Avastin plus commonly used chemotherapies improved progression-free survival in advanced breast cancer
Data from RIBBON 1 study provides efficacy and safety information with different types of chemotherapy
RIBBON 1 comprised two independently-powered study groups that evaluated Avastin with different types of chemotherapies in people with advanced HER2-negative breast cancer:
- Group One: Avastin or placebo plus a taxane (protein-bound paclitaxel or docetaxel) or anthracycline-based chemotherapies (doxorubicin- or epirubicin-based regimens)
- Group Two: Avastin or placebo plus Xeloda
Patients receiving Avastin plus taxane or anthracycline-based chemotherapies (Group One) had a 55 percent improvement in the time they lived without their disease worsening compared to those who received the chemotherapies alone (hazard ratio=0.64; p<0.0001).
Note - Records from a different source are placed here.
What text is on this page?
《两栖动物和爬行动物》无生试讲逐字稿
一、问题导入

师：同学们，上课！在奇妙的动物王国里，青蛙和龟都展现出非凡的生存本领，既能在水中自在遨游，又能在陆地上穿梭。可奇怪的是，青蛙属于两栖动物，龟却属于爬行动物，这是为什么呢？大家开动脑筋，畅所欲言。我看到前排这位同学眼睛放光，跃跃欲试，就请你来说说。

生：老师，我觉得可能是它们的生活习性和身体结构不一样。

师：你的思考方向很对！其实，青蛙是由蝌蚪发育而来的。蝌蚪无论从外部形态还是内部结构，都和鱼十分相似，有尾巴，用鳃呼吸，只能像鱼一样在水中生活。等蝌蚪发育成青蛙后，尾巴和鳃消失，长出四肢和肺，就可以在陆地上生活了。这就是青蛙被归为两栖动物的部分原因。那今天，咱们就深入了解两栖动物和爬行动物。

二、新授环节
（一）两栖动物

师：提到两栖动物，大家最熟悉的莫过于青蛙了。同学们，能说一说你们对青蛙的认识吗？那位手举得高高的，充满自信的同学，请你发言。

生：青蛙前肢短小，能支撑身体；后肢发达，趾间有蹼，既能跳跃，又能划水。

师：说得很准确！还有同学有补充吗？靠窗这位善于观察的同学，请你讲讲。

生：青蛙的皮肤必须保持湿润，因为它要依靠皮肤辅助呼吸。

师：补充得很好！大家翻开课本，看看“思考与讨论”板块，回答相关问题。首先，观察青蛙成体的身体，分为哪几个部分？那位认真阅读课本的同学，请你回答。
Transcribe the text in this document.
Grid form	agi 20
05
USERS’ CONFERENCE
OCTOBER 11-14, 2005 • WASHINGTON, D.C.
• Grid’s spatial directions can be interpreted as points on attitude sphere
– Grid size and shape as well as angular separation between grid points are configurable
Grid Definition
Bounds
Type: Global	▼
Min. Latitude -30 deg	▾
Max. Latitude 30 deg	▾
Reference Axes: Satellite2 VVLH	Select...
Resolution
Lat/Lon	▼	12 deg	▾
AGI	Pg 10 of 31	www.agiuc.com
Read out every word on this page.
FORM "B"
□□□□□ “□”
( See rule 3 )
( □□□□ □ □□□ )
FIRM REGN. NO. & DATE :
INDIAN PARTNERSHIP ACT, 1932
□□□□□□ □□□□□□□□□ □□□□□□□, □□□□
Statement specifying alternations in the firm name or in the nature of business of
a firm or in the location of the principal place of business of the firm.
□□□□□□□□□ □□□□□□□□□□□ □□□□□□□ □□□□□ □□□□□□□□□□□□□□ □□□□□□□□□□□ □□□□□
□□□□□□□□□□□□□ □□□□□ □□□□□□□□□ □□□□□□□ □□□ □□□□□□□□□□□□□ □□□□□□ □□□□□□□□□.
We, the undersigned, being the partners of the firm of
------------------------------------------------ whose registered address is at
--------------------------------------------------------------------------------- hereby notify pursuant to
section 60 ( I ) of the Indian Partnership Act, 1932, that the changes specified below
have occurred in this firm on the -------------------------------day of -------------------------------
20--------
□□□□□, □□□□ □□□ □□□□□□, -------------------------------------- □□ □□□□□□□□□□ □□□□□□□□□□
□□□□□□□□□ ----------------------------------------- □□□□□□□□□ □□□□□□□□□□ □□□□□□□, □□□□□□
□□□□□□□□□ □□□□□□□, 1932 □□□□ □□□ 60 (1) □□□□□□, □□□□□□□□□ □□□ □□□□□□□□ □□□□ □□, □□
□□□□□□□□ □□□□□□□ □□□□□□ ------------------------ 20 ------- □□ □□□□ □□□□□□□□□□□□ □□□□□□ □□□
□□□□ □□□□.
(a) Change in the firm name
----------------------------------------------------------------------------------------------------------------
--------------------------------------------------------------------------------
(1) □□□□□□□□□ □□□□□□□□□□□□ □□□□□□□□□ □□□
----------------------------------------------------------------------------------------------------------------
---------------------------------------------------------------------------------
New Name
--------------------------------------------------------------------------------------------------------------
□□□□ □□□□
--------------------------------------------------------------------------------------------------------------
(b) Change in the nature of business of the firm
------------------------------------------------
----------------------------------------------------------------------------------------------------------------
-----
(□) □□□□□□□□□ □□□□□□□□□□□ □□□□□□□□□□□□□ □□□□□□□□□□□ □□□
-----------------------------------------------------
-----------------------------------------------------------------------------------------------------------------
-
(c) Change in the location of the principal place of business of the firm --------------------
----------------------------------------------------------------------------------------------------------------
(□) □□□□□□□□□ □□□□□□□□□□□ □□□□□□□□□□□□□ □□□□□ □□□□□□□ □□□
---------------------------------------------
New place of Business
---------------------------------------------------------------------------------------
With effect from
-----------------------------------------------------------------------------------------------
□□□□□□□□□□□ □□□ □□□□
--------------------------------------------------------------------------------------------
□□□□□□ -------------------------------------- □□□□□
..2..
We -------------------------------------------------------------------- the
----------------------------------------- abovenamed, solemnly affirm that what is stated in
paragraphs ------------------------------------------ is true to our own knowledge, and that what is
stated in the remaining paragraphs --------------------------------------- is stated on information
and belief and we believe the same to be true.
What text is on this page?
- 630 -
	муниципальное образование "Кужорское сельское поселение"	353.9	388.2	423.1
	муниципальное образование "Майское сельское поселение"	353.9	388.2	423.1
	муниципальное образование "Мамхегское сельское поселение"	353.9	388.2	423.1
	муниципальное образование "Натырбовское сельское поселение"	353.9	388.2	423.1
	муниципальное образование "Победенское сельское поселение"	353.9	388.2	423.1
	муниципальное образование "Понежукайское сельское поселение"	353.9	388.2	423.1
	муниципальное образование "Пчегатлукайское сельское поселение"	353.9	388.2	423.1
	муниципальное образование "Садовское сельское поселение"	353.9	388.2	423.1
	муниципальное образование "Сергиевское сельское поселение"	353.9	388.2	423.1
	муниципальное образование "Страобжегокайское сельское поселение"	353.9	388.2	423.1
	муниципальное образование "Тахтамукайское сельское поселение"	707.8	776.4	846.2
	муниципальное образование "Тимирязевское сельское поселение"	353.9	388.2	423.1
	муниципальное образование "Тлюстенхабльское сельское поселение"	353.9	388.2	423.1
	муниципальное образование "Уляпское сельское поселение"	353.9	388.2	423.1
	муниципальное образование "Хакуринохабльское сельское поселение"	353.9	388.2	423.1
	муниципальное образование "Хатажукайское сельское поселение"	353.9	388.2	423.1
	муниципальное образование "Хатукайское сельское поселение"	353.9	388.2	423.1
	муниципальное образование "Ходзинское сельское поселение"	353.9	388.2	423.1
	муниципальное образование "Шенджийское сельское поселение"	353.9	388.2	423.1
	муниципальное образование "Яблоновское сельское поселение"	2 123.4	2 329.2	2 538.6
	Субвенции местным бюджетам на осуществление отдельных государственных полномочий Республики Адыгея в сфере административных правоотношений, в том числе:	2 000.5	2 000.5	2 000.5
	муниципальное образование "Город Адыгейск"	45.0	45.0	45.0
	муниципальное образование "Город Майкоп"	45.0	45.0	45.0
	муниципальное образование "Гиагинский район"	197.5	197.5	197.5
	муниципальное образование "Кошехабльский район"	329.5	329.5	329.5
Patients receiving Avastin plus Xeloda (Group Two) had a 45 percent improvement in the time they lived without their disease worsening compared to those who received the chemotherapy alone (hazard ratio=0.69; p=0.0002).
Avastin was approved for advanced breast cancer in February 2008 under the U.S. Food and Drug Administration's (FDA) accelerated approval program, which allows provisional approval of medicines for cancer or other life-threatening diseases. Avastin, in combination with paclitaxel, is indicated for the treatment of patients who have not received chemotherapy for advanced HER2-negative breast cancer. The effectiveness of Avastin in metastatic breast cancer is based on an improvement in PFS. Avastin is not indicated for patients with breast cancer that has progressed following anthracycline and taxane chemotherapy administered for metastatic disease. Currently, no data are available that demonstrate an improvement in disease-related symptoms or increased survival with Avastin in breast cancer.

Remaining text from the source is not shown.